Residential property prices surrounding central London Crossrail stations have outperformed the wider prime central London market since 2008 and are expected to rise by an extra 1% a year. New research from Knight Frank shows the effect of Crossrail, the biggest rail infrastructure project in London for decades, on house prices within a 10 minute walk of the central stations.
Since the project received Royal Assent in 2008 average prices within a 10 minute walk of stations have risen by a cumulative 8% more than the wider central London market. The international property firm says that as the opening of Crossrail draws closer it expects that this trend will continue with prices surrounding Tottenham Court Road and Farringdon set to reap the biggest benefits, rising by an extra 1.5% a year above the base forecast. This would result in a 43% rise by the end of 2018.
Prices surrounding Paddington, Bond Street and Liverpool Street are expected to rise by an extra 1% a year, giving an uplift of 39%, while prices in Whitechapel and Canary Wharf are tipped to rise by an extra 1% over and above the rise expected in the prime outer London area each year, a 32% rise. The report also points out that in the coming years, the drivers pushing prices will vary from station to station. For example, Farringdon is set to become a major transport hub as it will be the junction for Crossrail and Thameslink, the train service running from Bedford to Brighton, which is also undergoing major upgrades and is set to be completed in 2018.
At Tottenham Court Road station, the impact of regeneration around the new station is expected to have a big impact. While Crossrail will have an impact on values of property surrounding its stations, Knight Frank points out that in some cases it will also play a significant role in promoting new development. Examples of this trend include Custom House, Woolwich, and to some extent, Stratford. ‘The sheer scale of pipeline residential development surrounding Custom House station in Royal Docks and Woolwich station in Woolwich Arsenal underline how these areas are being completely overhauled,’ the report says.

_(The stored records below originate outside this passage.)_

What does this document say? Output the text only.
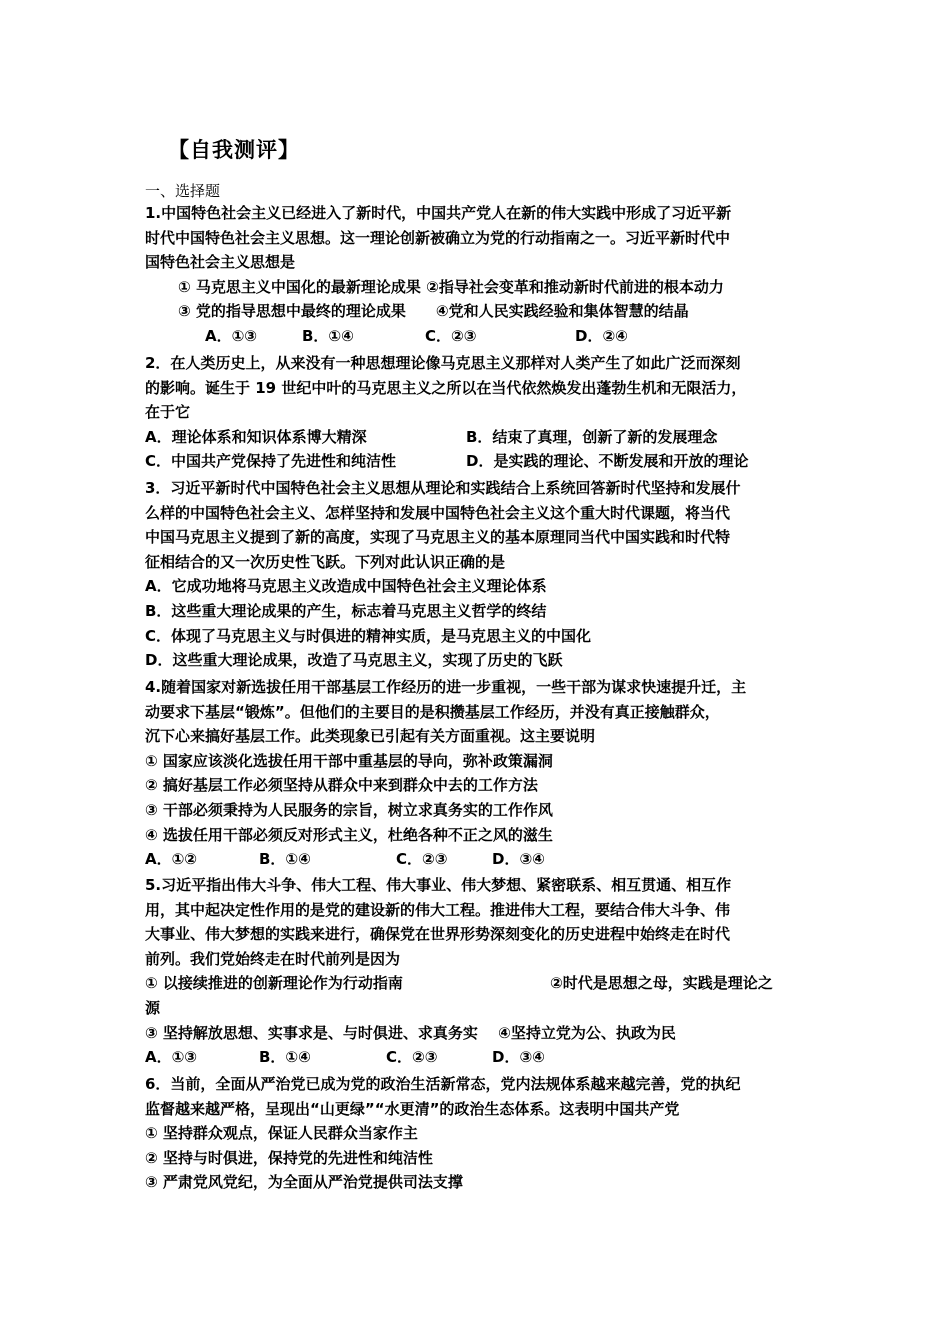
【自我测评】
一、选择题
1.中国特色社会主义已经进入了新时代，中国共产党人在新的伟大实践中形成了习近平新
时代中国特色社会主义思想。这一理论创新被确立为党的行动指南之一。习近平新时代中
国特色社会主义思想是
① 马克思主义中国化的最新理论成果 ②指导社会变革和推动新时代前进的根本动力
③ 党的指导思想中最终的理论成果　　④党和人民实践经验和集体智慧的结晶
A．①③	B．①④	C．②③	D．②④
2．在人类历史上，从来没有一种思想理论像马克思主义那样对人类产生了如此广泛而深刻
的影响。诞生于 19 世纪中叶的马克思主义之所以在当代依然焕发出蓬勃生机和无限活力，
在于它
A．理论体系和知识体系博大精深	B．结束了真理，创新了新的发展理念
C．中国共产党保持了先进性和纯洁性	D．是实践的理论、不断发展和开放的理论
3．习近平新时代中国特色社会主义思想从理论和实践结合上系统回答新时代坚持和发展什
么样的中国特色社会主义、怎样坚持和发展中国特色社会主义这个重大时代课题，将当代
中国马克思主义提到了新的高度，实现了马克思主义的基本原理同当代中国实践和时代特
征相结合的又一次历史性飞跃。下列对此认识正确的是
A．它成功地将马克思主义改造成中国特色社会主义理论体系
B．这些重大理论成果的产生，标志着马克思主义哲学的终结
C．体现了马克思主义与时俱进的精神实质，是马克思主义的中国化
D．这些重大理论成果，改造了马克思主义，实现了历史的飞跃
4.随着国家对新选拔任用干部基层工作经历的进一步重视，一些干部为谋求快速提升迁，主
动要求下基层“锻炼”。但他们的主要目的是积攒基层工作经历，并没有真正接触群众，
沉下心来搞好基层工作。此类现象已引起有关方面重视。这主要说明
① 国家应该淡化选拔任用干部中重基层的导向，弥补政策漏洞
② 搞好基层工作必须坚持从群众中来到群众中去的工作方法
③ 干部必须秉持为人民服务的宗旨，树立求真务实的工作作风
④ 选拔任用干部必须反对形式主义，杜绝各种不正之风的滋生
A．①②	B．①④	C．②③	D．③④
5.习近平指出伟大斗争、伟大工程、伟大事业、伟大梦想、紧密联系、相互贯通、相互作
用，其中起决定性作用的是党的建设新的伟大工程。推进伟大工程，要结合伟大斗争、伟
大事业、伟大梦想的实践来进行，确保党在世界形势深刻变化的历史进程中始终走在时代
前列。我们党始终走在时代前列是因为
① 以接续推进的创新理论作为行动指南	②时代是思想之母，实践是理论之
源
③ 坚持解放思想、实事求是、与时俱进、求真务实　 ④坚持立党为公、执政为民
A．①③	B．①④	C．②③	D．③④
6．当前，全面从严治党已成为党的政治生活新常态，党内法规体系越来越完善，党的执纪
监督越来越严格，呈现出“山更绿”“水更清”的政治生态体系。这表明中国共产党
① 坚持群众观点，保证人民群众当家作主
② 坚持与时俱进，保持党的先进性和纯洁性
③ 严肃党风党纪，为全面从严治党提供司法支撑
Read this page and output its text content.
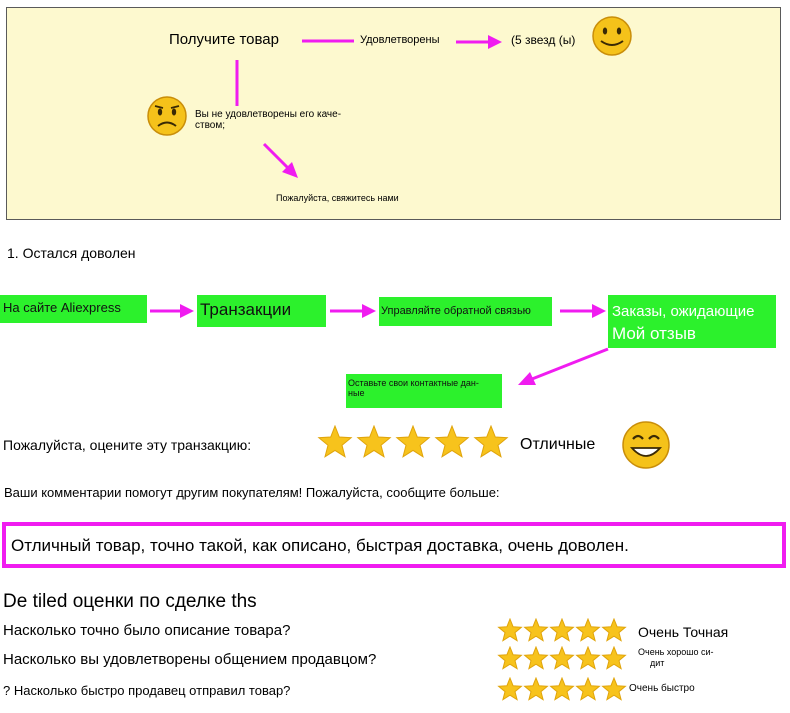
Получите товар	Удовлетворены	(5 звезд (ы)
Вы не удовлетворены его каче-
ством;
Пожалуйста, свяжитесь нами
1. Остался доволен
На сайте Aliexpress	Транзакции	Управляйте обратной связью	Заказы, ожидающие
Мой отзыв
Оставьте свои контактные дан-
ные
Пожалуйста, оцените эту транзакцию:	Отличные
Ваши комментарии помогут другим покупателям! Пожалуйста, сообщите больше:
Отличный товар, точно такой, как описано, быстрая доставка, очень доволен.
De tiled оценки по сделке ths
Насколько точно было описание товара?	Очень Точная
Насколько вы удовлетворены общением продавцом?	Очень хорошо си-
дит
? Насколько быстро продавец отправил товар?	Очень быстро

Quote from PropertyCommunity.com : “The effect of the Crossrail development on house prices in London is likely to be uneven with Tottenham Court Road the strongest performer, according to new research.”
‘There are around 9,200 private residential units currently in planning or under development within a one kilometre walk of the new ticket halls. The extent to which development is bound up in the delivery of the new rail network is underlined by the close involvement of Berkeley Homes in the development of the station at Woolwich where the station will form part of the Berkeley Royal Arsenal Riverside development,’ the report explains. ‘The demand for residential units in these areas will be greatly enhanced by Crossrail, as it will enable much easier, and faster, connections across London. For example, the journey time from Custom House to Tottenham Court Road will be more than halved, while the trip from Woolwich to Canary Wharf will be cut by 10 minutes to just eight minutes,’ it adds.
The effect of Crossrail on property prices on areas being developed will be slightly different, it suggests, as the dynamics of price movements around these stations will be slightly different from stations with high levels of established stock, dictated much more by movements in the new build market. ‘Looking at Stratford, the regeneration of this area is well underway, and it already benefits from excellent transport links. But the addition of Crossrail will burnish Stratford’s status as a major transport hub, making it attractive to businesses and residents alike,’ it concludes.